Di lapangan buruk itu, tim yang lebih dulu
menempati gawang berumput lebat tentu tak menyia-nyiakan kesempatan mencetak
angka sebanyak mungkin. Dan biasanya memang hampir selalu keluar sebagai
pemenang. Maka ketika wasit melemparkan koin Rp100, ia pun berdoa dengan
sungguh-sungguh agar Pudin tak salah memilih gambar gunungan wayang. Doa itu
terkabul. Mereka bersorak kegirangan saat melihat sisi koin yang terbuka di
telapak tangan wasit, seakan-akan sebuah gol baru saja tercipta. Wajar saja
jika suara cemooh dari suporter lawan pun terdengar begitu Aswadi berdiri di
muka gawang pilihan. Suasana menegang karena para pemuda kampung mereka
membalas cemooh itu dengan garang. Tampak nyata rasa cemas di wajah orang-orang
yang menjadi petugas keamanan. Apalagi lapangan itu hanya dipagari tiga utas
tali tambang.
Tapi kedudukan tetap saja berubah jadi 2-3.
Jeritan pendukung lawan bergemuruh keras. Ia terhenyak. Panasnya pertandingan
itu membuat tubuh mereka seperti meleleh, tak juga mampu disejukkan oleh
gerimis yang mulai menetes satu-satu lantas membesar. Hingga memasuki menit ke
74, satu gol kembali menjebol gawang Aswadi. Kali ini dari titik penalti!
Membuat kedudukan jadi imbang 3-3. Kebahagiaan suporter lawan meledak. Menyusul
saling ejek dan lempar-lemparan yang tak terhindarkan. Botol minuman, potongan
kayu, dan batu mulai melayang.
Lalu, bencana itu datang! Ia berdiri di
sana, ia ingat, di pojok kiri gawangnya sendiri. Semua pemain turun membantu
pertahanan. Bahkan Ferdi tak pernah lagi naik melewati garis tengah lapangan
sejak gol penalti lawan tercipta. Ooh, bagaimana mungkin bisa ia lupakan
serangan yang datang begitu bertubi-tubi itu, membuat mereka nyaris
kocar-kacir.
Ya, seolah-olah baru kemarin peristiwa itu
berlangsung. Jelas sekali dalam ingata nnya:
bola itu datang dari depan, menggelinding lurus ke tengah gawang. Aswadi
tersungkur di luar kotak penalti setelah berjumpalitan menahan dua tembakan
beruntun Salim.

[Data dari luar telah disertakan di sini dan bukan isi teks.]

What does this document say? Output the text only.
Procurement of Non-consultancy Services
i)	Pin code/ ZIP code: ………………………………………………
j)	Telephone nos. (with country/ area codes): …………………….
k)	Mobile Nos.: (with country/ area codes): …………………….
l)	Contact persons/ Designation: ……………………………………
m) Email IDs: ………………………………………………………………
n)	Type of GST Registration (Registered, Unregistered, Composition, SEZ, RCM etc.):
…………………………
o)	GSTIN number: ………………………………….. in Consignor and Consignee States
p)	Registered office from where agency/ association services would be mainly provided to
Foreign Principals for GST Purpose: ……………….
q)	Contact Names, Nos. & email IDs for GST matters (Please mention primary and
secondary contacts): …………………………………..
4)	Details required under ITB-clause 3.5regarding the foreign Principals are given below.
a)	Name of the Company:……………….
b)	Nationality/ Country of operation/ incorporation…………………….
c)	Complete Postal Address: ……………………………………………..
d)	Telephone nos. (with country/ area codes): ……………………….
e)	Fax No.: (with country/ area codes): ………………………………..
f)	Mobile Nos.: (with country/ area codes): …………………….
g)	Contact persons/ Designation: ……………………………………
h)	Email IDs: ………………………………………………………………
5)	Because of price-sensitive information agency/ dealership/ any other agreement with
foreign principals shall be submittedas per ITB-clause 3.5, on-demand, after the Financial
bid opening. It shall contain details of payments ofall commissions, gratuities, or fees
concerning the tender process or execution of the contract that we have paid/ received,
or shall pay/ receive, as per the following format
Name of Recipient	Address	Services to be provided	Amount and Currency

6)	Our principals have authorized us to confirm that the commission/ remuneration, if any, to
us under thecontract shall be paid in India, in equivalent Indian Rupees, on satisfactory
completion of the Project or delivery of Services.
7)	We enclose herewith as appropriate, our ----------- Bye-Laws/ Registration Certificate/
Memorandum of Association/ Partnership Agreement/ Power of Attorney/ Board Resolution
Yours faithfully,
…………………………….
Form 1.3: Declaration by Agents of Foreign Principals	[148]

Aswin berusaha menyapu bola namun luput. Hanya dirinya,
satu-satunya orang yang bisa menghentikan laju bola itu, menyelamatkan gawang
mereka dari kebobolan.
Tetapi entah sudah takdir, atau semata-mata
kesialan. Ah, malapetaka itu seperti diputar ulang dalam benaknya: Kakinya
terpeleset oleh licinnya mulut gawang. Ia kehilangan keseimbangan tepat di saat
ujung sepatu kanannya menyentuh bola! Demikianlah. Berlawanan dengan
kehendaknya menendang bola jauh-jauh ke luar lapangan, si kulit bundar justru
terpelanting keras ke sudut kanan gawang. Tanpa ampun langsung merobek jaring!
Keributan pecah di luar lapangan.
Sorak-sorai suporter lawan seketika teredam oleh teriakan-teriakan marah.

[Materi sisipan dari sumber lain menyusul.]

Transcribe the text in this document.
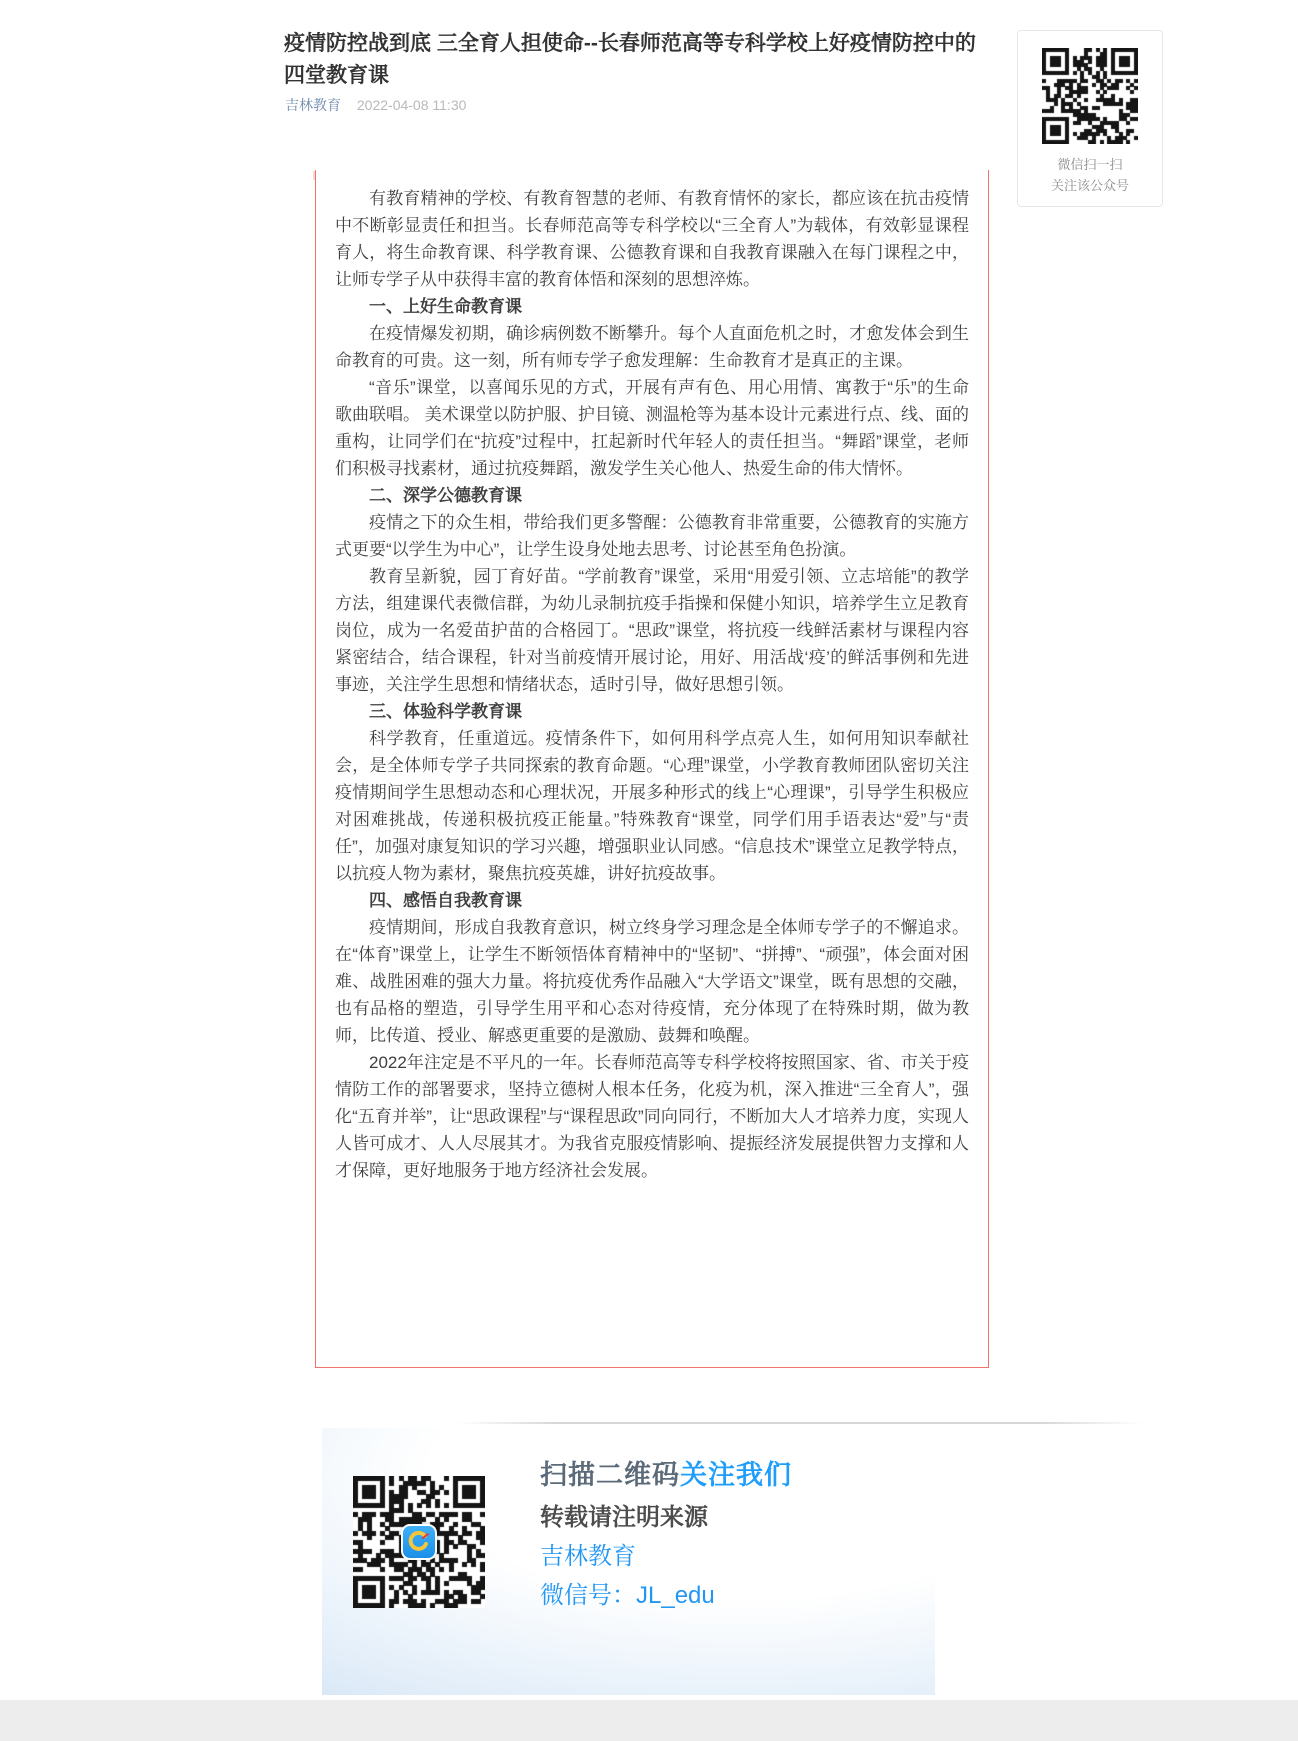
疫情防控战到底 三全育人担使命--长春师范高等专科学校上好疫情防控中的四堂教育课
吉林教育 2022-04-08 11:30
微信扫一扫
关注该公众号

有教育精神的学校、有教育智慧的老师、有教育情怀的家长，都应该在抗击疫情中不断彰显责任和担当。长春师范高等专科学校以“三全育人”为载体，有效彰显课程育人，将生命教育课、科学教育课、公德教育课和自我教育课融入在每门课程之中，让师专学子从中获得丰富的教育体悟和深刻的思想淬炼。

一、上好生命教育课

在疫情爆发初期，确诊病例数不断攀升。每个人直面危机之时，才愈发体会到生命教育的可贵。这一刻，所有师专学子愈发理解：生命教育才是真正的主课。

“音乐”课堂，以喜闻乐见的方式，开展有声有色、用心用情、寓教于“乐”的生命歌曲联唱。 美术课堂以防护服、护目镜、测温枪等为基本设计元素进行点、线、面的重构，让同学们在“抗疫”过程中，扛起新时代年轻人的责任担当。“舞蹈”课堂，老师们积极寻找素材，通过抗疫舞蹈，激发学生关心他人、热爱生命的伟大情怀。

二、深学公德教育课

疫情之下的众生相，带给我们更多警醒：公德教育非常重要，公德教育的实施方式更要“以学生为中心”，让学生设身处地去思考、讨论甚至角色扮演。

教育呈新貌，园丁育好苗。“学前教育”课堂，采用“用爱引领、立志培能”的教学方法，组建课代表微信群，为幼儿录制抗疫手指操和保健小知识，培养学生立足教育岗位，成为一名爱苗护苗的合格园丁。“思政”课堂，将抗疫一线鲜活素材与课程内容紧密结合，结合课程，针对当前疫情开展讨论，用好、用活战‘疫’的鲜活事例和先进事迹，关注学生思想和情绪状态，适时引导，做好思想引领。

三、体验科学教育课

科学教育，任重道远。疫情条件下，如何用科学点亮人生，如何用知识奉献社会，是全体师专学子共同探索的教育命题。“心理”课堂，小学教育教师团队密切关注疫情期间学生思想动态和心理状况，开展多种形式的线上“心理课”，引导学生积极应对困难挑战，传递积极抗疫正能量。”特殊教育“课堂，同学们用手语表达“爱”与“责任”，加强对康复知识的学习兴趣，增强职业认同感。“信息技术”课堂立足教学特点，以抗疫人物为素材，聚焦抗疫英雄，讲好抗疫故事。

四、感悟自我教育课

疫情期间，形成自我教育意识，树立终身学习理念是全体师专学子的不懈追求。在“体育”课堂上，让学生不断领悟体育精神中的“坚韧”、“拼搏”、“顽强”，体会面对困难、战胜困难的强大力量。将抗疫优秀作品融入“大学语文”课堂，既有思想的交融，也有品格的塑造，引导学生用平和心态对待疫情，充分体现了在特殊时期，做为教师，比传道、授业、解惑更重要的是激励、鼓舞和唤醒。

2022年注定是不平凡的一年。长春师范高等专科学校将按照国家、省、市关于疫情防工作的部署要求，坚持立德树人根本任务，化疫为机，深入推进“三全育人”，强化“五育并举”，让“思政课程”与“课程思政”同向同行，不断加大人才培养力度，实现人人皆可成才、人人尽展其才。为我省克服疫情影响、提振经济发展提供智力支撑和人才保障，更好地服务于地方经济社会发展。

扫描二维码关注我们
转载请注明来源
吉林教育
微信号：JL_edu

Sebagian penonton bubar berhamburan. Polisi dan petugas keamanan sama sekali
tak berdaya ketika dengan beringas para pemuda kampungnya merangsek ke arah
suporter lawan. Sebagian menyerbu masuk ke dalam lapangan. Belum juga sempat ia
beranjak bangkit, ia merasa bagian belakang kepalanya dihantam benda keras.

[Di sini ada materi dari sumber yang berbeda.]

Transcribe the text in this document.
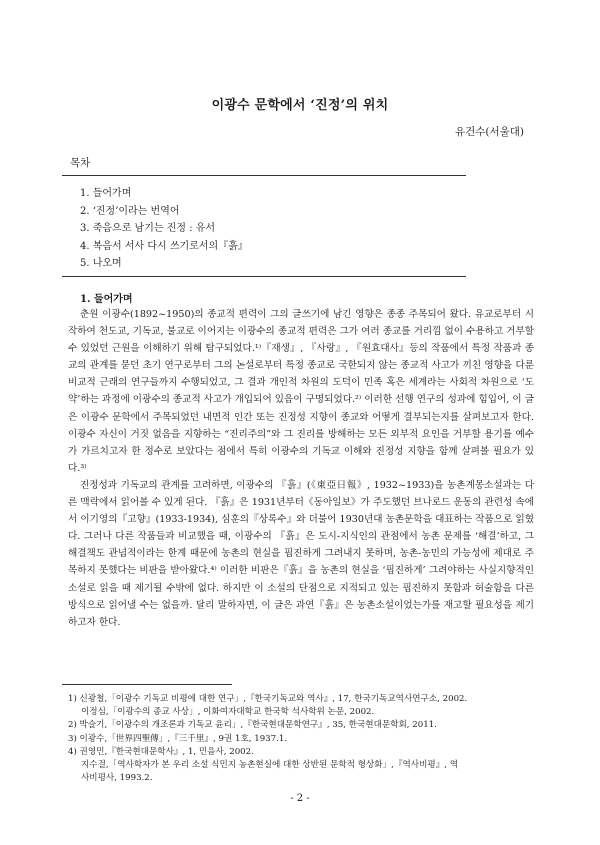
이광수 문학에서 ‘진정’의 위치
유건수(서울대)
목차
1. 들어가며
2. ‘진정’이라는 번역어
3. 죽음으로 남기는 진정 : 유서
4. 복음서 서사 다시 쓰기로서의『흙』
5. 나오며
1. 들어가며

춘원 이광수(1892~1950)의 종교적 편력이 그의 글쓰기에 남긴 영향은 종종 주목되어 왔다. 유교로부터 시작하여 천도교, 기독교, 불교로 이어지는 이광수의 종교적 편력은 그가 여러 종교를 거리낌 없이 수용하고 거부할 수 있었던 근원을 이해하기 위해 탐구되었다.¹⁾『재생』, 『사랑』, 『원효대사』등의 작품에서 특정 작품과 종교의 관계를 묻던 초기 연구로부터 그의 논설로부터 특정 종교로 국한되지 않는 종교적 사고가 끼친 영향을 다룬 비교적 근래의 연구들까지 수행되었고, 그 결과 개인적 차원의 도덕이 민족 혹은 세계라는 사회적 차원으로 ‘도약’하는 과정에 이광수의 종교적 사고가 개입되어 있음이 구명되었다.²⁾ 이러한 선행 연구의 성과에 힘입어, 이 글은 이광수 문학에서 주목되었던 내면적 인간 또는 진정성 지향이 종교와 어떻게 결부되는지를 살펴보고자 한다. 이광수 자신이 거짓 없음을 지향하는 “진리주의”와 그 진리를 방해하는 모든 외부적 요인을 거부할 용기를 예수가 가르치고자 한 정수로 보았다는 점에서 특히 이광수의 기독교 이해와 진정성 지향을 함께 살펴볼 필요가 있다.³⁾

진정성과 기독교의 관계를 고려하면, 이광수의 『흙』(《東亞日報》, 1932~1933)을 농촌계몽소설과는 다른 맥락에서 읽어볼 수 있게 된다. 『흙』은 1931년부터《동아일보》가 주도했던 브나로드 운동의 관련성 속에서 이기영의『고향』(1933-1934), 심훈의『상록수』와 더불어 1930년대 농촌문학을 대표하는 작품으로 읽혔다. 그러나 다른 작품들과 비교했을 때, 이광수의 『흙』은 도시-지식인의 관점에서 농촌 문제를 ‘해결’하고, 그 해결책도 관념적이라는 한계 때문에 농촌의 현실을 핍진하게 그려내지 못하며, 농촌-농민의 가능성에 제대로 주목하지 못했다는 비판을 받아왔다.⁴⁾ 이러한 비판은『흙』을 농촌의 현실을 ‘핍진하게’ 그려야하는 사실지향적인 소설로 읽을 때 제기될 수밖에 없다. 하지만 이 소설의 단점으로 지적되고 있는 핍진하지 못함과 허술함을 다른 방식으로 읽어낼 수는 없을까. 달리 말하자면, 이 글은 과연『흙』은 농촌소설이었는가를 재고할 필요성을 제기하고자 한다.

1) 신광철,「이광수 기독교 비평에 대한 연구」,『한국기독교와 역사』, 17, 한국기독교역사연구소, 2002.
이정심,「이광수의 종교 사상」, 이화여자대학교 한국학 석사학위 논문, 2002.
2) 박슬기,「이광수의 개조론과 기독교 윤리」,『한국현대문학연구』, 35, 한국현대문학회, 2011.
3) 이광수,「世界四聖傳」,『三千里』, 9권 1호, 1937.1.
4) 권영민,『한국현대문학사』, 1, 민음사, 2002.
지수걸,「역사학자가 본 우리 소설 식민지 농촌현실에 대한 상반된 문학적 형상화」,『역사비평』, 역
사비평사, 1993.2.
- 2 -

Bagaimana mungkin ia melupakan pertandingan
itu? Kepalanya yang mendapatkan pukulan batang kayu harus menerima lima jahitan
dan diperban lebih dari seminggu. Tak pernah diketahui siapa pemukulnya, bahkan
malam harinya rumahnya sempat dilempari orang tak dikenal.
Itulah terakhir kalinya ia bermain bola.
Karena dua minggu berselang, hanya tiga hari setelah ia menerima ijazah
kelulusan SMA-nya, ayahnya memanggilnya selepas magrib.
“Paman Hanif menanyakanmu,” kata ayahnya
ketika itu, sambil menatapnya cemas. “Ada salam dari bibimu,” ibunya
menambahkan. Perempuan itu memperhatikan perban di kepalanya dengan sedih. Ia
ingat, bagaimana ia hanya bisa tertunduk di sisi meja ruang tengah.
“Kau mau kuliah?” tanya sang ayah kemudian.
Ia cuma mengangguk kecil. Sejak itu, kakinya tak pernah lagi menyentuh bola.
Tak pernah sekalipun ia datang ke lapangan atau stadion.
Ai, kalau bukan karena Riko merengek
terus-menerus sehingga membuat istrinya sewot, takkan pernah ia menginjakkan
kaki di stadion ini, pikirnya getir. Meskipun ia tahu, anak semata wayangnya
sangatlah menyukai sepak bola.
Suasana di depan stadion besar itu semakin
tegang, semakin panas. Langit siang seakan ikut memerah.